Le retour d'un Wes Anderson produit toujours son petit effet, surtout la production d'un nouveau film qui suit une réalisation maîtrisée comme "Asteroid city".
Avec Asteroid city on se trouve d'après moi dans ce que j'appelle "les films de patron", qui sont des films pour lesquels l'auteur a atteint un niveau de maîtrise thématique et esthétique tel de son style qu'on ressent au visionnage ce point culminant. À titre de comparaison pour rester dans les auteurs grand public, j'avais retrouvé la même sensation avec le Once Upon a Time... in Hollywood de Tarantino.
Qu'est-ce qu'un auteur peut sortir à la suite d'un tel projet? Si l'un se retrouve complètement bloqué dans son raisonnement l'autre fait le choix de réaliser un film plus décomplexé.
Alors au vu de ma note, on peut se douter que j'ai effectivement aimé ce film qui se veut être un voyage plutôt drôle d'un père et de sa fille pris entre plusieurs feux.

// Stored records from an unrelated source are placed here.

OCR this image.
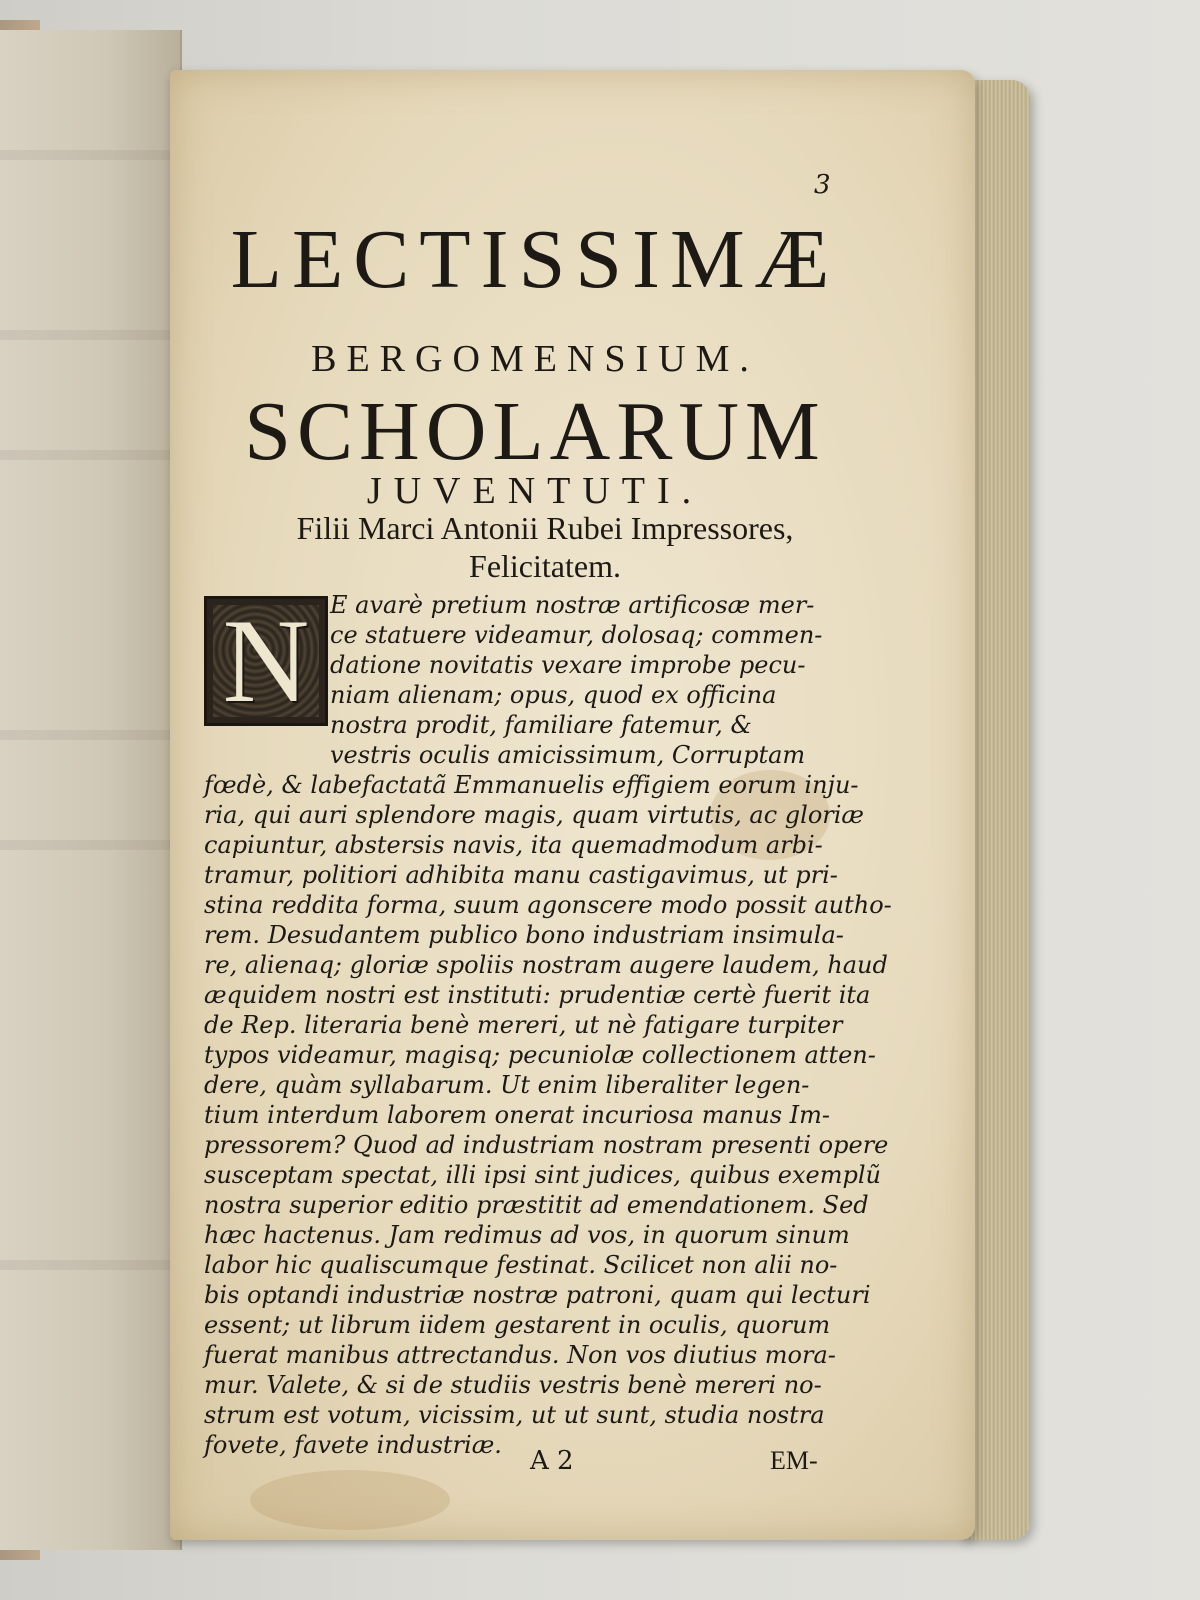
3
LECTISSIMÆ
BERGOMENSIUM.
SCHOLARUM
JUVENTUTI.
Filii Marci Antonii Rubei Impressores,
Felicitatem.
N E avarè pretium nostræ artificosæ mer-
ce statuere videamur, dolosaq; commen-
datione novitatis vexare improbe pecu-
niam alienam; opus, quod ex officina
nostra prodit, familiare fatemur, &
vestris oculis amicissimum, Corruptam
fœdè, & labefactatã Emmanuelis effigiem eorum inju-
ria, qui auri splendore magis, quam virtutis, ac gloriæ
capiuntur, abstersis navis, ita quemadmodum arbi-
tramur, politiori adhibita manu castigavimus, ut pri-
stina reddita forma, suum agonscere modo possit autho-
rem. Desudantem publico bono industriam insimula-
re, alienaq; gloriæ spoliis nostram augere laudem, haud
æquidem nostri est instituti: prudentiæ certè fuerit ita
de Rep. literaria benè mereri, ut nè fatigare turpiter
typos videamur, magisq; pecuniolæ collectionem atten-
dere, quàm syllabarum. Ut enim liberaliter legen-
tium interdum laborem onerat incuriosa manus Im-
pressorem? Quod ad industriam nostram presenti opere
susceptam spectat, illi ipsi sint judices, quibus exemplũ
nostra superior editio præstitit ad emendationem. Sed
hæc hactenus. Jam redimus ad vos, in quorum sinum
labor hic qualiscumque festinat. Scilicet non alii no-
bis optandi industriæ nostræ patroni, quam qui lecturi
essent; ut librum iidem gestarent in oculis, quorum
fuerat manibus attrectandus. Non vos diutius mora-
mur. Valete, & si de studiis vestris benè mereri no-
strum est votum, vicissim, ut ut sunt, studia nostra
fovete, favete industriæ.
A 2	EM-
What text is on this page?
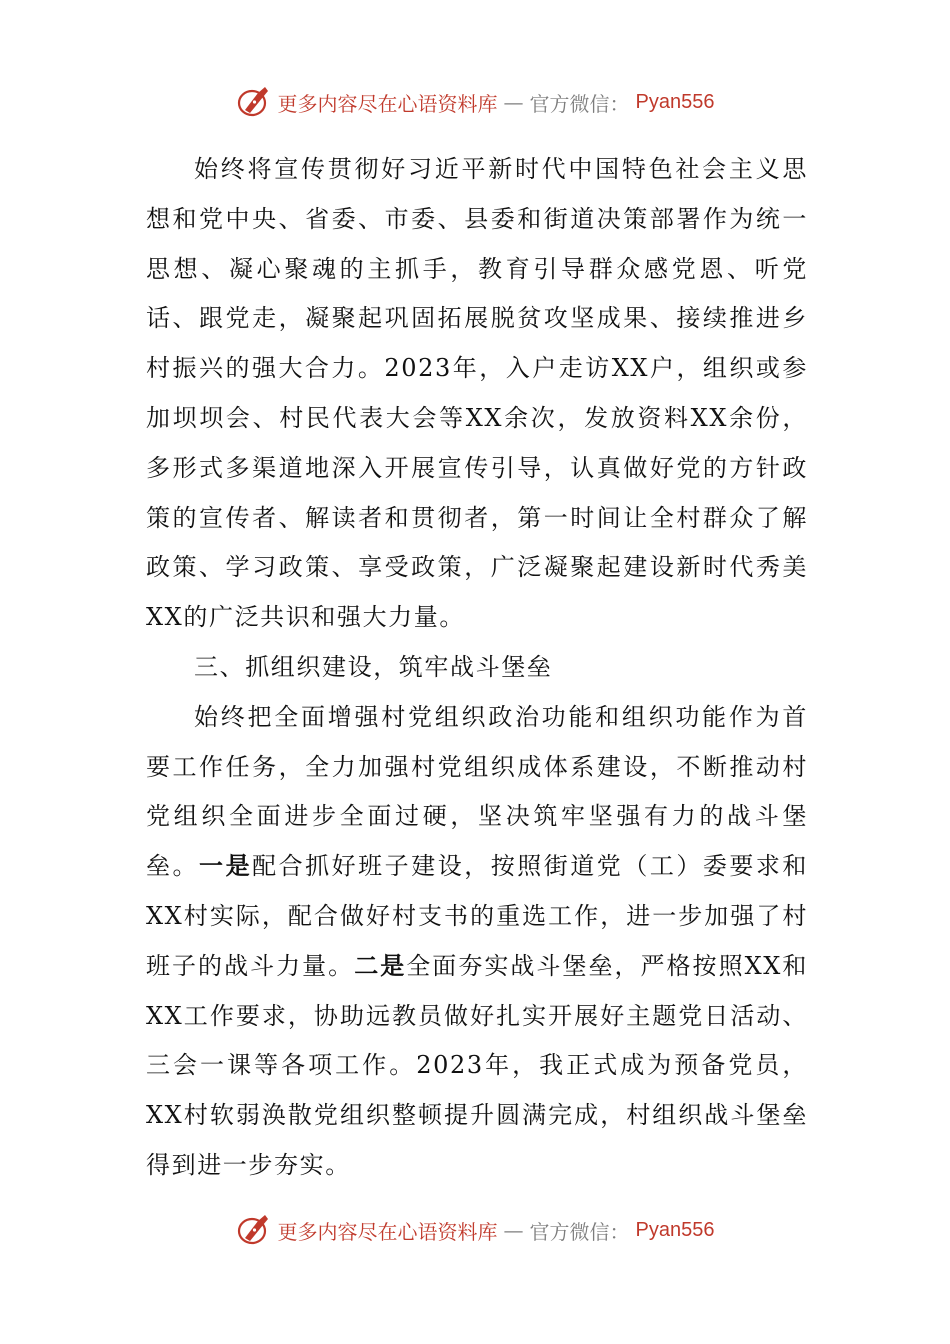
更多内容尽在心语资料库 — 官方微信： Pyan556

始终将宣传贯彻好习近平新时代中国特色社会主义思想和党中央、省委、市委、县委和街道决策部署作为统一思想、凝心聚魂的主抓手，教育引导群众感党恩、听党话、跟党走，凝聚起巩固拓展脱贫攻坚成果、接续推进乡村振兴的强大合力。2023年，入户走访XX户，组织或参加坝坝会、村民代表大会等XX余次，发放资料XX余份，多形式多渠道地深入开展宣传引导，认真做好党的方针政策的宣传者、解读者和贯彻者，第一时间让全村群众了解政策、学习政策、享受政策，广泛凝聚起建设新时代秀美XX的广泛共识和强大力量。

三、抓组织建设，筑牢战斗堡垒

始终把全面增强村党组织政治功能和组织功能作为首要工作任务，全力加强村党组织成体系建设，不断推动村党组织全面进步全面过硬，坚决筑牢坚强有力的战斗堡垒。一是配合抓好班子建设，按照街道党（工）委要求和XX村实际，配合做好村支书的重选工作，进一步加强了村班子的战斗力量。二是全面夯实战斗堡垒，严格按照XX和XX工作要求，协助远教员做好扎实开展好主题党日活动、三会一课等各项工作。2023年，我正式成为预备党员，XX村软弱涣散党组织整顿提升圆满完成，村组织战斗堡垒得到进一步夯实。

更多内容尽在心语资料库 — 官方微信： Pyan556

Mais la raison pour laquelle je me décide à écrire ces lignes est liée à la réflexion que j'ai vu fleurir depuis la mise en ligne de la bande annonce de The Phonician Scheme : "Mais Wes Anderson, il ne se renouvelle jamais, il fait toujours la même chose?"
Je me suis d'abord demandé pour quelle raison on pouvait reprocher à un auteur de reprendre ses thématiques et d'en réaliser des variations ? La réponse m'est alors apparue évidente les thématiques de Wes Anderson sont enrobées dans une forme très distinctive ce qui rend plus évident de développer cette pensée.
Mais vu que cette forme est si importante, est-ce qu'elle ne veut pas raconter quelque chose au-delà de l'aspect purement esthétique ?
Utilisation des aplats de couleurs? Permet-il d'accentuer le côté fable des récits et l'ironie souvent développée entre la gravité des évènements montrés et les réactions dans le monde de Wes Anderson ? De séparer ou non les personnages avec du color blocking?
La symétrie des plans, est-ce qu'elle permet de créer également un subtil paradoxe entre des personnages souvent perdus et en recherche de sens avec une réalisation ultra millimétrée comme si un (faux) ordre existait dans ce chaos?
Les nombreux travellings avant ne rappellent-ils pas aux personnages qu'il faut continuer le mouvement et ne pas rester figés dans la symétrie du cadre préétabli ?
D'ailleurs pour The Phoenician Scheme je trouve que ce décalage entre le fond et la forme se révèle souvent particulièrement drôle dans son utilisation.
Le contrecoup à payer de ce style reste cependant que la distance établie avec les personnages rend difficile d'activer le lien émotionnel avec nous, spectateurs.
Mais ce gap, comme Zsa-zsa Korda qui cherche à le combler durant tout le film, d'abord au travers des autres avant de s'engager personnellement, n'équivaut il pas au chemin que doit parcourir le réalisateur et le spectateur pour voir se réaliser le projet d'une vie?